The festival will be from 8 a.m. to 2 p.m. Saturday, Aug. 25, in the church’s Family Life Building. Admission is free. Memorial Baptist is at 3100 Vaucluse Road.
“We are here to welcome kids and help them learn through the activities, but mostly we want to make it fun, fun, fun for them all day,” said Wanda Padgett, who is helping organize the children’s area.
The children’s carnival games will include a duck pond, go fish, buried treasure, ball toss, hole-in-one and a bean bag toss.
Children’s arts and crafts will include face painting, rock painting, sand art, airplane making, puppet craft, card making, visor craft and colored clay stamping and coloring. The crafts room also will feature a games corner.

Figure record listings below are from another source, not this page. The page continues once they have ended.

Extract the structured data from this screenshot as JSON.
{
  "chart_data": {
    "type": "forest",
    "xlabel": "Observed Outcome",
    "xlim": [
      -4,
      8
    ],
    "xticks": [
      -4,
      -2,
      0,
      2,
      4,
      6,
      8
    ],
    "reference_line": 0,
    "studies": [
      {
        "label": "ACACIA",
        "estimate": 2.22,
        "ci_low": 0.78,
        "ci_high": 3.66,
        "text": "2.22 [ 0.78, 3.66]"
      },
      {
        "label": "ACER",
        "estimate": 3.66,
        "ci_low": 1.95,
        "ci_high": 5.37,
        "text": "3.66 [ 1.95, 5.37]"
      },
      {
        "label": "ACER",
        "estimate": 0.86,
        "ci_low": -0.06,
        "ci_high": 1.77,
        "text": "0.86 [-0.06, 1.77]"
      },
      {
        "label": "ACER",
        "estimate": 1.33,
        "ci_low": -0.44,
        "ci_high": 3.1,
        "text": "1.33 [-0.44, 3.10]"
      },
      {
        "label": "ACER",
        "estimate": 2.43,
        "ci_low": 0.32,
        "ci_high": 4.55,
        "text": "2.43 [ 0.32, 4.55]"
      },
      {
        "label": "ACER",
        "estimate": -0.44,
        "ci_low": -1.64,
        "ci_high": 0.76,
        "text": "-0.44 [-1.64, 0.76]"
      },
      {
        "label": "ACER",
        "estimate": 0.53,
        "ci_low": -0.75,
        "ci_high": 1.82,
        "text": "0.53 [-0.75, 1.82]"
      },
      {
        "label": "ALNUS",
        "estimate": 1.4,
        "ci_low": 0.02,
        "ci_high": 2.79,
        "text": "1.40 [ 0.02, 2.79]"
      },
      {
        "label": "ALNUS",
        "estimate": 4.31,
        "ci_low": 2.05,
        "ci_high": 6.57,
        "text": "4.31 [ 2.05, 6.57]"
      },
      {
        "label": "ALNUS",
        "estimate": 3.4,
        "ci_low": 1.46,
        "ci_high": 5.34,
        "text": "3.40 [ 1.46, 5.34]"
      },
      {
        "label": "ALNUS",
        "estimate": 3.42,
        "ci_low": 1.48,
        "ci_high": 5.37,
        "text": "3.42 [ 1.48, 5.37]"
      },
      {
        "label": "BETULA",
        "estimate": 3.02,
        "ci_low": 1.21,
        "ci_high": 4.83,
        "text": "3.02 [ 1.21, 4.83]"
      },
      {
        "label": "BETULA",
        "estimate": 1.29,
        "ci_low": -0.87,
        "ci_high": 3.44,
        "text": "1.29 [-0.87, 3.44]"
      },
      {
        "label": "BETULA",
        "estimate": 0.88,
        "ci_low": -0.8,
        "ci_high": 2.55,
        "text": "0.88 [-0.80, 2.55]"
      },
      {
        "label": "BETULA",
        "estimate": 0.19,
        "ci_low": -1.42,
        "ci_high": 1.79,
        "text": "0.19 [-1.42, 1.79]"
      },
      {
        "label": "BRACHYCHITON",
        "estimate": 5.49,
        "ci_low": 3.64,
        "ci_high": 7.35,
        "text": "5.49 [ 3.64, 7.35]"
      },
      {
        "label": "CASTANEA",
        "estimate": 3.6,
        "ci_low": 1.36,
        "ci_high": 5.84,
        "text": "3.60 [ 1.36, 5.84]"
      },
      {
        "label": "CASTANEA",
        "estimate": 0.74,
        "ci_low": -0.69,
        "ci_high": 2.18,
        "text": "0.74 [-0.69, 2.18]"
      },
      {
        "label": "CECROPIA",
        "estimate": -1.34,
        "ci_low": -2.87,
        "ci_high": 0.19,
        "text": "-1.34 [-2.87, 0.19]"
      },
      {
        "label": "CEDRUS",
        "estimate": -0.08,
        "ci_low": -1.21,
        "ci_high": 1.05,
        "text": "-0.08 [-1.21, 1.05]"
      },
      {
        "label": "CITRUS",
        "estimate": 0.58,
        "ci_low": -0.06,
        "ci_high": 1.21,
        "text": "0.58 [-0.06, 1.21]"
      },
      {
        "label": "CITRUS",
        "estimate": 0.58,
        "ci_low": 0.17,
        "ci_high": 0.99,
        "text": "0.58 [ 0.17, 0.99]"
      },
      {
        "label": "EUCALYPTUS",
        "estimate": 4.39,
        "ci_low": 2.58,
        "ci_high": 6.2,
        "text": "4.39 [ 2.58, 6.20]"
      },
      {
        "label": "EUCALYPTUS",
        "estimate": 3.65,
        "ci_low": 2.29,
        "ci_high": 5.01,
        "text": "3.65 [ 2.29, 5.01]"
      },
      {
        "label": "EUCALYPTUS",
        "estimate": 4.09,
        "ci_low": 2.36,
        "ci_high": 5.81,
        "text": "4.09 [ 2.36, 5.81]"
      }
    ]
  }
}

All children’s activities will be upstairs in the Family Life Building. All children’s activities will be free.
Downstairs, a giant flea market will “fill the entire gym,” said Gwen Simpson, the festival’s chairperson.

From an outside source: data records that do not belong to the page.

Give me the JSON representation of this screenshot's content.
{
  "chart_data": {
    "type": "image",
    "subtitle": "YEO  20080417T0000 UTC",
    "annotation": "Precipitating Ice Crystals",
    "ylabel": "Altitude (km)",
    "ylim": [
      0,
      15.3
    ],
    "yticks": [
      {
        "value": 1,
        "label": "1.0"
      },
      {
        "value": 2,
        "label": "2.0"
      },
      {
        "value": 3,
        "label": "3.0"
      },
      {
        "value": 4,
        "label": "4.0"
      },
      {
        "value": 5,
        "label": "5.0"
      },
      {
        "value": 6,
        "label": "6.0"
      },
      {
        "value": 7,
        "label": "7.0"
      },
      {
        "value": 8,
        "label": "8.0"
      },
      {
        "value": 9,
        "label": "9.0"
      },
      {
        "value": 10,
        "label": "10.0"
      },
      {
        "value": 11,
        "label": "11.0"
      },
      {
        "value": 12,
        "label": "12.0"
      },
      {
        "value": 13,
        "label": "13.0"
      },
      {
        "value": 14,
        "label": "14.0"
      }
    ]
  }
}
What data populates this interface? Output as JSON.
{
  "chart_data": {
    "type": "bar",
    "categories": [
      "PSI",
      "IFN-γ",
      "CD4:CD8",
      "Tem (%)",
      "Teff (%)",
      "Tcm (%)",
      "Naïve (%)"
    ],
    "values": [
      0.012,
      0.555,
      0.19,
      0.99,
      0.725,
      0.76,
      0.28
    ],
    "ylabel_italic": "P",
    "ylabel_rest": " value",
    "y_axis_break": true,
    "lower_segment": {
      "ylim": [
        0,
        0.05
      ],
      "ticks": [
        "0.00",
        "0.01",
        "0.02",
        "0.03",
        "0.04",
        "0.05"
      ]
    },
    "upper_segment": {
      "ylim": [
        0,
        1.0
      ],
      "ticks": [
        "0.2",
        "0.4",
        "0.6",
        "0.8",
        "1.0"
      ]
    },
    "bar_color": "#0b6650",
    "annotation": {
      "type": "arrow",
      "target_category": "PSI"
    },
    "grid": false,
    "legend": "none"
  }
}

The flea market will feature new and gently used clothing, books, glassware, household appliances, furniture, linens and home and seasonal décor.
“Really, it’s a little bit of everything for everyone,” Simpson said.

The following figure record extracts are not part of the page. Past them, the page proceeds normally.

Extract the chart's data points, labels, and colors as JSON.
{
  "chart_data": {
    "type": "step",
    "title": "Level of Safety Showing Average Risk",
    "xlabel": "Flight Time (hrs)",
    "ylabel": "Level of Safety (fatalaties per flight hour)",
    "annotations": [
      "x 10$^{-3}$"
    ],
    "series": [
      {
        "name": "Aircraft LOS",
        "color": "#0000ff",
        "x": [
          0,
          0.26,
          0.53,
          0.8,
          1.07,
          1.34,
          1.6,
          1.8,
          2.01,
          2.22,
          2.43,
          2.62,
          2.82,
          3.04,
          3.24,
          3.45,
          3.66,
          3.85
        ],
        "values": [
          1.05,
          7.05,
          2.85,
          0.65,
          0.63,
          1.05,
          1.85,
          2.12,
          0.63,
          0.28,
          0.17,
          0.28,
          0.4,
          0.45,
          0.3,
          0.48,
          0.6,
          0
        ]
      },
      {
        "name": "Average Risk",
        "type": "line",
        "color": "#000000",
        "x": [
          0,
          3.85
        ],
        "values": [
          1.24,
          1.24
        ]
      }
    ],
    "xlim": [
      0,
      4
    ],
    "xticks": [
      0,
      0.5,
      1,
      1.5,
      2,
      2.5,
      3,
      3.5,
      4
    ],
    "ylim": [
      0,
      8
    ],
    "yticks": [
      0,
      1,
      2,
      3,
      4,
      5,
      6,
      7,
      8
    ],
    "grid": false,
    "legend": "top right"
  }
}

Festivalgoers can bid for baskets in a silent auction, register for door prizes and participate in cake walks.
And, of course, the festival will feature lots of food, including a bake sale and barbecue and hot dog plate specials. Betty Sharp is in charge of food sales.
The festival’s theme represents the pineapple as a symbol of welcome, warmth, friendship and hospitality.
“We want to show the community that we’re a welcoming church, and of course, the pineapple is the universal symbol for welcome,” Simpson said.
This year, too, the church will be giving back to the community, Simpson said.
“We will be give a portion of our proceeds to local charities,” she said. “The rest will go to the church’s mission fund and building and grounds fund.”
For the event’s organizers, the festival also represents fellowship.
“We started way back in February, and we have all enjoyed the wonderful fellowship and being together,” said Evelyn Finnegan, a festival volunteer, adding she especially enjoys the cake walks. “It’s something we look forward to every year. We can’t wait until Aug. 25.”
“It’s a lot of teamwork,” she said. “That’s priceless for us.”